Reputation: 110093
I have the following url, which exists:
https://s3-us-west-1.amazonaws.com/premiere-avails/458ca3ce-c51e-4f69-8950-7af3e44f0a3d__chapter025.jpg
But this one does not:
https://s3-us-west-1.amazonaws.com/premiere-avails/459ca3ce-c51e-4f69-8950-7af3e44f0a3d__chapter025.jpg
Is there a way to check a url to see if it is valid, without downloading the file (it may be a 1GB file)? Note that I do not want to use boto
to see if the key exists, I would like to use an HTTP
request.
Upvotes: 3
Views: 3631
Reputation: 111
I'd use the requests
Python library, the function would look like this:
import requests
def check_url(url):
"""
Checks if the S3 link exists.
Parameters:
url (str): link to check if exists.
Returns:
bool: True if exists, False otherwise
"""
request = requests.head(url)
if request.status_code == 200:
return True
else:
return False
The requests.head()
function returns a requests.Response()
object from which you can get a lot of different values. If you want to check if the request's status code is less than 400 you could use request.ok == True
instead of comparing request.status_code == 200
. Also, function to request the head—requests.head()
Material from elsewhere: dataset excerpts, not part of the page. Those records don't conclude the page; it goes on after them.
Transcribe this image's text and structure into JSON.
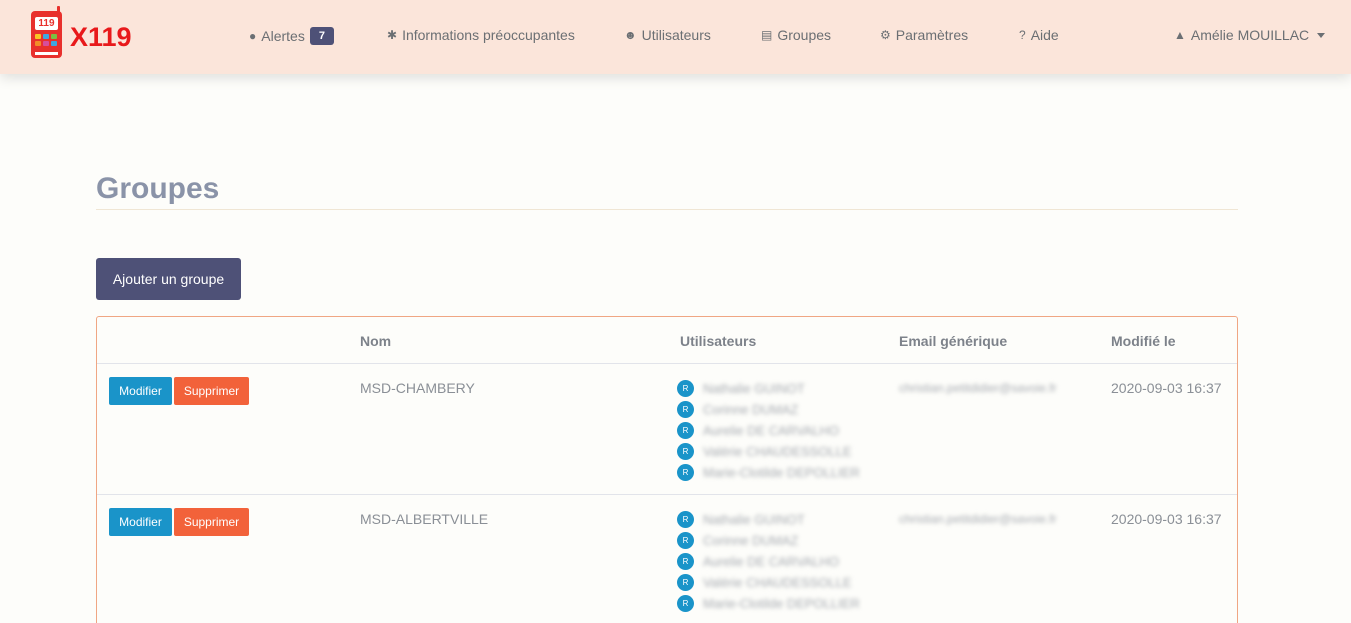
{
  "brand": {
    "name": "X119",
    "logo_screen_text": "119"
  },
  "nav": {
    "items": [
      {
        "label": "Alertes",
        "icon": "exclamation-circle-icon",
        "badge": "7"
      },
      {
        "label": "Informations préoccupantes",
        "icon": "asterisk-icon"
      },
      {
        "label": "Utilisateurs",
        "icon": "users-icon"
      },
      {
        "label": "Groupes",
        "icon": "map-icon"
      },
      {
        "label": "Paramètres",
        "icon": "cogs-icon"
      },
      {
        "label": "Aide",
        "icon": "question-circle-icon"
      }
    ],
    "user": {
      "label": "Amélie MOUILLAC",
      "icon": "user-icon"
    }
  },
  "page": {
    "title": "Groupes",
    "add_button": "Ajouter un groupe"
  },
  "table": {
    "headers": [
      "",
      "Nom",
      "Utilisateurs",
      "Email générique",
      "Modifié le"
    ],
    "edit_label": "Modifier",
    "delete_label": "Supprimer",
    "rows": [
      {
        "name": "MSD-CHAMBERY",
        "users": [
          {
            "badge": "R",
            "name": "Nathalie GUINOT"
          },
          {
            "badge": "R",
            "name": "Corinne DUMAZ"
          },
          {
            "badge": "R",
            "name": "Aurelie DE CARVALHO"
          },
          {
            "badge": "R",
            "name": "Valérie CHAUDESSOLLE"
          },
          {
            "badge": "R",
            "name": "Marie-Clotilde DEPOLLIER"
          }
        ],
        "email": "christian.petitdidier@savoie.fr",
        "modified": "2020-09-03 16:37"
      },
      {
        "name": "MSD-ALBERTVILLE",
        "users": [
          {
            "badge": "R",
            "name": "Nathalie GUINOT"
          },
          {
            "badge": "R",
            "name": "Corinne DUMAZ"
          },
          {
            "badge": "R",
            "name": "Aurelie DE CARVALHO"
          },
          {
            "badge": "R",
            "name": "Valérie CHAUDESSOLLE"
          },
          {
            "badge": "R",
            "name": "Marie-Clotilde DEPOLLIER"
          }
        ],
        "email": "christian.petitdidier@savoie.fr",
        "modified": "2020-09-03 16:37"
      }
    ]
  },
  "colors": {
    "navbar_bg": "#fbe5da",
    "primary": "#4e5177",
    "edit": "#1a94c9",
    "delete": "#f2623a",
    "brand_red": "#e8191b"
  }
}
—can also take on parameters such as a timeout; docs for this function here.
Upvotes: 1
Reputation: 40963
Try this:
import httplib
from urlparse import urlparse
def url_exists(url):
_, host, path, _, _, _ = urlparse(url)
conn = httplib.HTTPConnection(host)
conn.request('HEAD', path)
return conn.getresponse().status < 400
Upvotes: 7
Reputation: 45846
You could use curl. The --head
option would send a HEAD request rather than a GET so it would not return the body even if it did exist.
curl --head https://s3-us-west-1.amazonaws.com/premiere-avails/458ca3ce-c51e-4f69-8950-7af3e44f0a3d__chapter025.jpg
Upvotes: 1